子供の脳活

薬をやめたい子供たち

決断を先延ばしにしない。

実は、中学時代に不登校になった子供たちの8割が、その後学校に戻れないというデータがあります。18~40歳のひきこもり人口が100万人以上いると推計されています。この中には、不登校やひきこもりのうえに、さらにクスリに頼って、問題解決を先送りしている子も多いのです。この子たちは、家族以外とのかかわりを避けているために、新たな体験と経験がありません。つまり「生きる力」を育むチャンスがないのです。この問題は長期化すればするほどその問題解決に時間がかかることは言うまでありません。

そしてこれは本人だけの問題ではなく、その最終的な決断は両親に求められています。たとえ本人がカウンセリングや体づくりを拒否したとしても、あきらめてはいけません。すぐに次の解決策を練るべきです。家族が諦めたら、彼らは自分で「生き抜く」ことができなくなってしまいます。そんな彼らに未来はあるのでしょうか?

不登校を放っておくのも問題。

安易な登校刺激は良くないと述べましたが、不登校になった彼らをただ放置しても何も解決しません。脳の発達には周囲の環境からの刺激が必要不可欠です。つまり、社会で生き抜く力を育むためには、大いに環境とキャッチボールを繰り返すことが大事なのです。

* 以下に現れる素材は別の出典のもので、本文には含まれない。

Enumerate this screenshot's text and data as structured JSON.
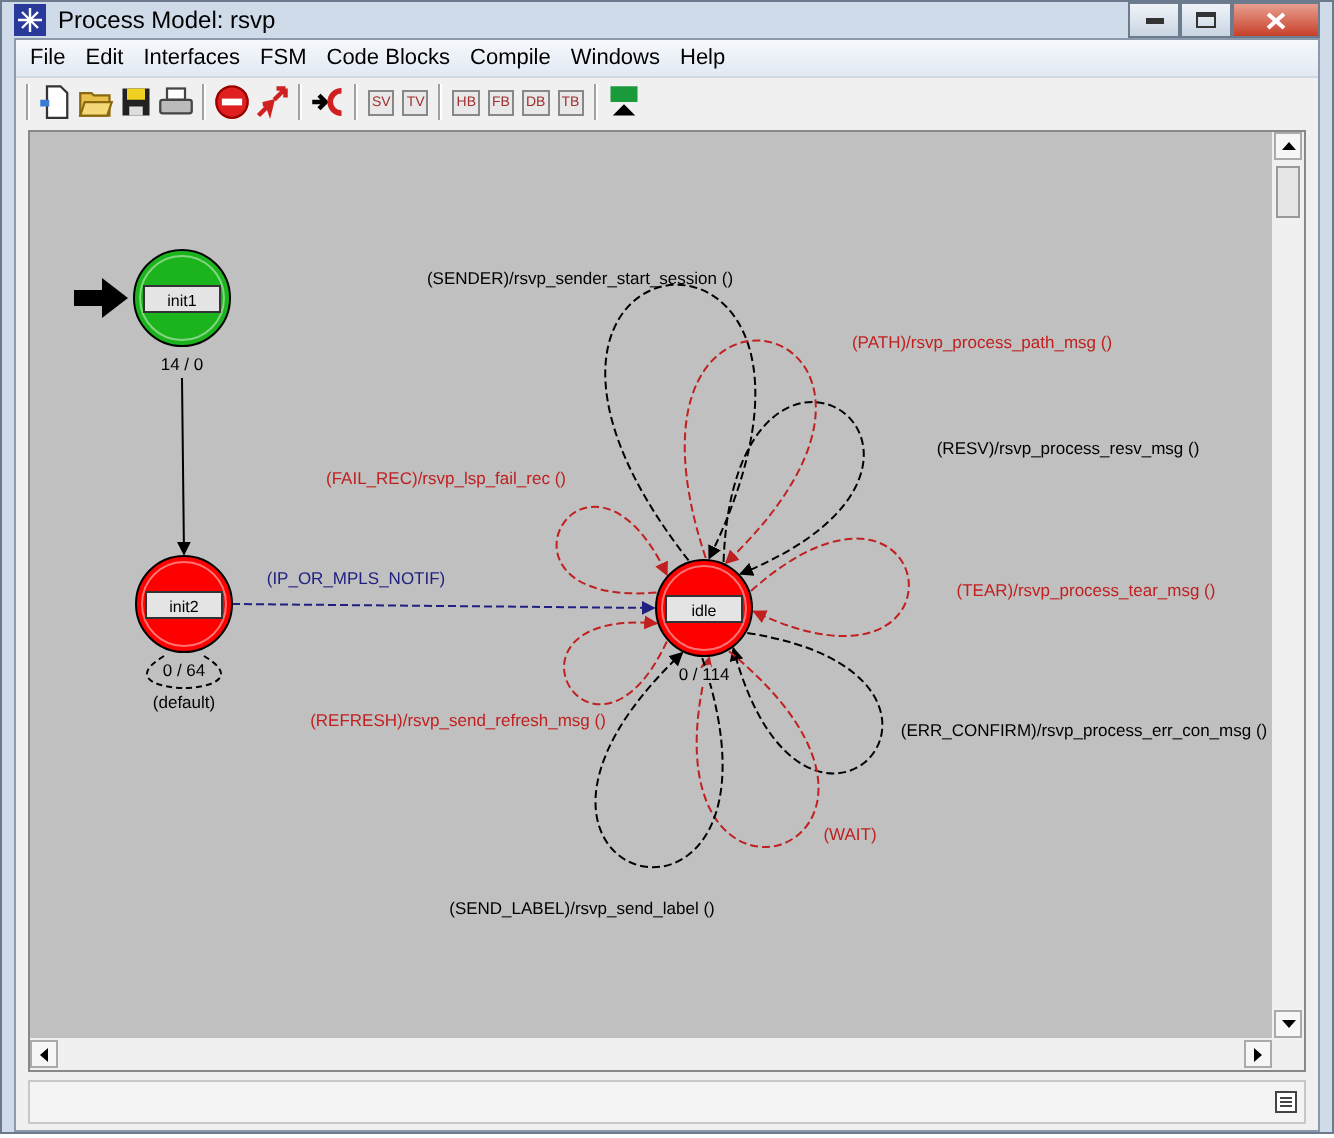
{
  "window": {
    "title": "Process Model: rsvp"
  },
  "menu": [
    "File",
    "Edit",
    "Interfaces",
    "FSM",
    "Code Blocks",
    "Compile",
    "Windows",
    "Help"
  ],
  "toolbar": [
    {
      "kind": "new"
    },
    {
      "kind": "open"
    },
    {
      "kind": "save"
    },
    {
      "kind": "print"
    },
    {
      "kind": "separator"
    },
    {
      "kind": "stop"
    },
    {
      "kind": "compile"
    },
    {
      "kind": "separator"
    },
    {
      "kind": "state"
    },
    {
      "kind": "separator"
    },
    {
      "kind": "text",
      "label": "SV"
    },
    {
      "kind": "text",
      "label": "TV"
    },
    {
      "kind": "separator"
    },
    {
      "kind": "text",
      "label": "HB"
    },
    {
      "kind": "text",
      "label": "FB"
    },
    {
      "kind": "text",
      "label": "DB"
    },
    {
      "kind": "text",
      "label": "TB"
    },
    {
      "kind": "separator"
    },
    {
      "kind": "execute"
    }
  ],
  "states": [
    {
      "name": "init1",
      "counts": "14 / 0",
      "color": "#1cb41c",
      "initial": true
    },
    {
      "name": "init2",
      "counts": "0 / 64",
      "color": "#ff0000",
      "initial": false
    },
    {
      "name": "idle",
      "counts": "0 / 114",
      "color": "#ff0000",
      "initial": false
    }
  ],
  "transitions": [
    {
      "kind": "solid",
      "color": "#000000"
    },
    {
      "kind": "default",
      "label": "(default)",
      "color": "#000000"
    },
    {
      "kind": "straight",
      "label": "(IP_OR_MPLS_NOTIF)",
      "color": "#202080"
    },
    {
      "kind": "loop",
      "label": "(SENDER)/rsvp_sender_start_session ()",
      "color": "#000000"
    },
    {
      "kind": "loop",
      "label": "(PATH)/rsvp_process_path_msg ()",
      "color": "#c02020"
    },
    {
      "kind": "loop",
      "label": "(RESV)/rsvp_process_resv_msg ()",
      "color": "#000000"
    },
    {
      "kind": "loop",
      "label": "(FAIL_REC)/rsvp_lsp_fail_rec ()",
      "color": "#c02020"
    },
    {
      "kind": "loop",
      "label": "(TEAR)/rsvp_process_tear_msg ()",
      "color": "#c02020"
    },
    {
      "kind": "loop",
      "label": "(REFRESH)/rsvp_send_refresh_msg ()",
      "color": "#c02020"
    },
    {
      "kind": "loop",
      "label": "(ERR_CONFIRM)/rsvp_process_err_con_msg ()",
      "color": "#000000"
    },
    {
      "kind": "loop",
      "label": "(WAIT)",
      "color": "#c02020"
    },
    {
      "kind": "loop",
      "label": "(SEND_LABEL)/rsvp_send_label ()",
      "color": "#000000"
    }
  ]
}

とくに人の脳は3歳から10代後半にかけて成長します。学校生活は社会性を身に着けるとても大事な時期、失敗もあり、悪ふざけもあり、叱られることもあります。そういった体験や経験が彼らの脳を成長させる重要な要素となるのです。社会に出る以前の経験や体験は基礎条件となることから、学生時代の基礎条件がなければ、大人の社会生活でその応用はできにくくなります。不登校を続ければ、対人関係をはじめとした経験や体験が決定的に欠けることに繋がってしまうのです。ひきこもりが長く続けば続くほど、彼らの脳には十分な刺激がいかず、成長を妨げられることになるのですから、その後の人生がどうなるかは容易に想像できるはずです。気付いたときからが勝負です。脳の栄養失調状態を改善し、自律神経症状をやわらげながら、速やかに発達支援を行いましょう。

クスリは状況をより複雑にする。

精神症状を起こしていると、周囲の人々は、やはりクスリが必要なんじゃないか?と思ってしまうものです。また専門機関でも、最近はかなりの確率で医療機関への受診を勧めるようになってきています。医療機関を受診して病名をつけられると、ほぼ投薬が始まってしまいます。むろんクスリを飲めば、即座にその効果が表れますが、クスリの投与では問題は何も解決しません。クスリが足りないから神経が過敏になっているのではありませんし、クスリが足りないから情緒が混乱しているわけではないからです。クスリを飲むことで、現実から目を背けることになり、本当の解決から遠ざかってしまいます。

そして厄介なのが、依存性とクスリの害です。実はクスリを飲みたいのは本人ではありません。もしメリットがあるとすれば、それは本人にではないでしょう。クスリが効いている間は、本人の行動や表情が変化するので、周囲の人が安心できるということなのです。精神疾患で病院にかかり続けている人のほとんどが、実は、栄養素の不足と脳の消耗が原因で精神症状を起こしていた人々です。減薬断薬に臨む前に、十分な量の栄養素で体を満たしておく必要があります。